Lawrence Hill edition (USA, 1984)

Avon paper edition (USA, 1986)

Angus & Robertson edition (Australia & the UK, 1985)

photo of my father and me on back of the Angus & Robertson edition

iUniverse edition under the Author's Guild back-in-print imprint (2000)

My father is on the right, his friend Andor "Andy" Landeren is on the left

my father at home after the war

The Hotel Tacloban

I began The Hotel Tacloban in 1981. I was living in Manchester, New Hampshire and my father was in New York recovering from his second open heart surgery. He called from Briarcliff and asked if I still wanted to be a writer, which had been my ambition for many years. I said "Yes," and he said, "Come on home. I've got a story to tell you."

We hadn't spoken much in the past ten years. We'd grown estranged. But I cared for him and was curious to hear what he had to say. So I drove down.

I sat on the floor of my parent's apartment while he sat on the couch. He was very emotional and said that he'd had a hard time in the Intensive Care room after surgery. He'd been having terrible nightmares and was disturbing the other patients to the point that the hospital moved him into a private room. A psychiatrist was sent to visit him and after several sessions, in the hospital and afterwards as a out-patient, the psychiatrist told my father that if he ever wanted to get better, he would have to tell what happened to him in the war - in combat as a POW.

That's how people deal with PTSD. They talk about it.

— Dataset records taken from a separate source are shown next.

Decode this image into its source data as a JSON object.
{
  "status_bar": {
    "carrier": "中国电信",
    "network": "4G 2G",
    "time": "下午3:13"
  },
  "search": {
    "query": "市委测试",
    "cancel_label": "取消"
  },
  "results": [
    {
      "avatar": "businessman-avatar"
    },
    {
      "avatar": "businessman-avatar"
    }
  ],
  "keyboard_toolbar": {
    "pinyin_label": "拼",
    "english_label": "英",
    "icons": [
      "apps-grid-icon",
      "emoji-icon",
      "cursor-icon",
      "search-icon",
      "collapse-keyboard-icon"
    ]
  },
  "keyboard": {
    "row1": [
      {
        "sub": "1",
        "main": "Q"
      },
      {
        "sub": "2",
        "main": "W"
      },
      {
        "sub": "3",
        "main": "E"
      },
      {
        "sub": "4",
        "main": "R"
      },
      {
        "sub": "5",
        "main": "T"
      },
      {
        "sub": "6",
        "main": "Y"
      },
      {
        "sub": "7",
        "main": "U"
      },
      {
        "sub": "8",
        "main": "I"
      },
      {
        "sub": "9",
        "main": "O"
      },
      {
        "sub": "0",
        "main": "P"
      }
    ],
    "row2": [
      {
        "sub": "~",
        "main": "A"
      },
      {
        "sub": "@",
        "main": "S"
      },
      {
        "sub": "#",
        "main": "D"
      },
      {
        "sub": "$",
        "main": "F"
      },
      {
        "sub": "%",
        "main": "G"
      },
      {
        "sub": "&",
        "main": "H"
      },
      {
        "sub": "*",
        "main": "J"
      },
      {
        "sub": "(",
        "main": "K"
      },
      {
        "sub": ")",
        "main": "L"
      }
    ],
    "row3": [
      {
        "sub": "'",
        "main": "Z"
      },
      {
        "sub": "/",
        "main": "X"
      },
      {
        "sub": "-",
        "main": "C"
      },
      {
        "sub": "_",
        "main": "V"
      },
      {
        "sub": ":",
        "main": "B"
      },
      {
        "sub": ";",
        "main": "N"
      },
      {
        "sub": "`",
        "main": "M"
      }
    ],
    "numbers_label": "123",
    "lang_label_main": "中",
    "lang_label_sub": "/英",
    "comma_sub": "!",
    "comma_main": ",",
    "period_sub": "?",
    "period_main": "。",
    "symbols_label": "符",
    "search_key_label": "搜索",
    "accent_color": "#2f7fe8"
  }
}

It was a tremendous breakthrough for me as a writer, and as a father and son forming a bond. As he told me the story of what happened to him in New Guinea and later in the Philippines in the prisoner of war camp called The Hotel Tacloban, we realized that neither of us was responsible for our being estranged: the war, and in particular the people who wage war, were responsible. That's what The Hotel Tacloban is about.

Letter from Elmer Voss regarding the liberation of the prison camp in Tacloban on 20 October 1944.
Writing a book about deeply personal things has benefits and, as we soon found out, risks. Military historians in Australia denounced the book as fiction and said the POW camp never existed. We presented evidence, including the letter to the left from Elmer Voss, a medic with the 1st Cav who took my father out of the hospital in an ambulance. But incredible pressure was brought to bear and Voss's sergeant actually called him and told him to change his story, that the liberation of the camp was a secret they had to carry to their graves. We soon discovered that the military has legions of followers who not only believe everything it says, but will gladly attack anyone who challenges the official story.

Movie Business
Other strange things happened. The Kennedy-Miller film company, makers of Mad Max and the Road Warrior films with Mel Gibson, bought the film rights to The Hotel Tacloban. It's that compelling of a story. But then Kennedy-Miller buried it. They've sat on it for over 25 years. Various persons have been interested in buying the rights from them over the years, but for some reason they end up vanishing down the rabbit hole. In any event, if anyone is interested in making the book into a movie, let me know and I'll pas you along to the Keepers of the Keys...

Letter from Ft. Hood curator Rudeford Norman confirming the existence of the prison camp
The initial reviews were great. Critic Paul Bach called it "A soldier's fascinating story of wartime survival and betrayal...a shocking denouement." James Kaufman at the LA Times called it "A very true book and a story well told, chilling in its accumulation." As I mentioned, there has been steady interest in Hollywood. But the powers that be, in industry and government, can kill any book, especially one that reveals their crimes. The closest I ever got to official confirmation was the letter to left from the curator at Ft. Hood, Rudeford Norman. But as my father and I learned the hard way, the only truth is official truth, even when the official truth is a Big Lie.

In the 26 September 1984 Christian Science Monitor, reviewer Thomas D’Evelyn said, "After the dust settles, The Hotel Tacloban will be there, bearing witness to man’s inhumanity to man, to the impotence of pain, and to the durability of the love of father and son. It sheds light on these dark times. Read it.”

That is the true meaning of The Hotel Tacloban. But the military and it's lackeys in the media had their fun, waving the flag. One edition of the Hill hard cover, one of the Angus & Roberston hard cover, and one of the Avon paperback were all that were ever printed. The book was relegated into noble anonymity until 2000, when the Authors Guild started it's "back in print" series at iUniverse, and offered The Hotel Tacloban new life. But on-demand publishers offer no promotion, which is what brings books to peoples' attention, and Amazon reviewers have almost uniformly followed the official line. Although I love the book more than any of the others I've written, it has been an arrow in my heart for 30 years. Such is a writer's fate: the magic of telling a great story, and reconciling with an estranged parent in the process, is never quite powerful enough to slay the dragon.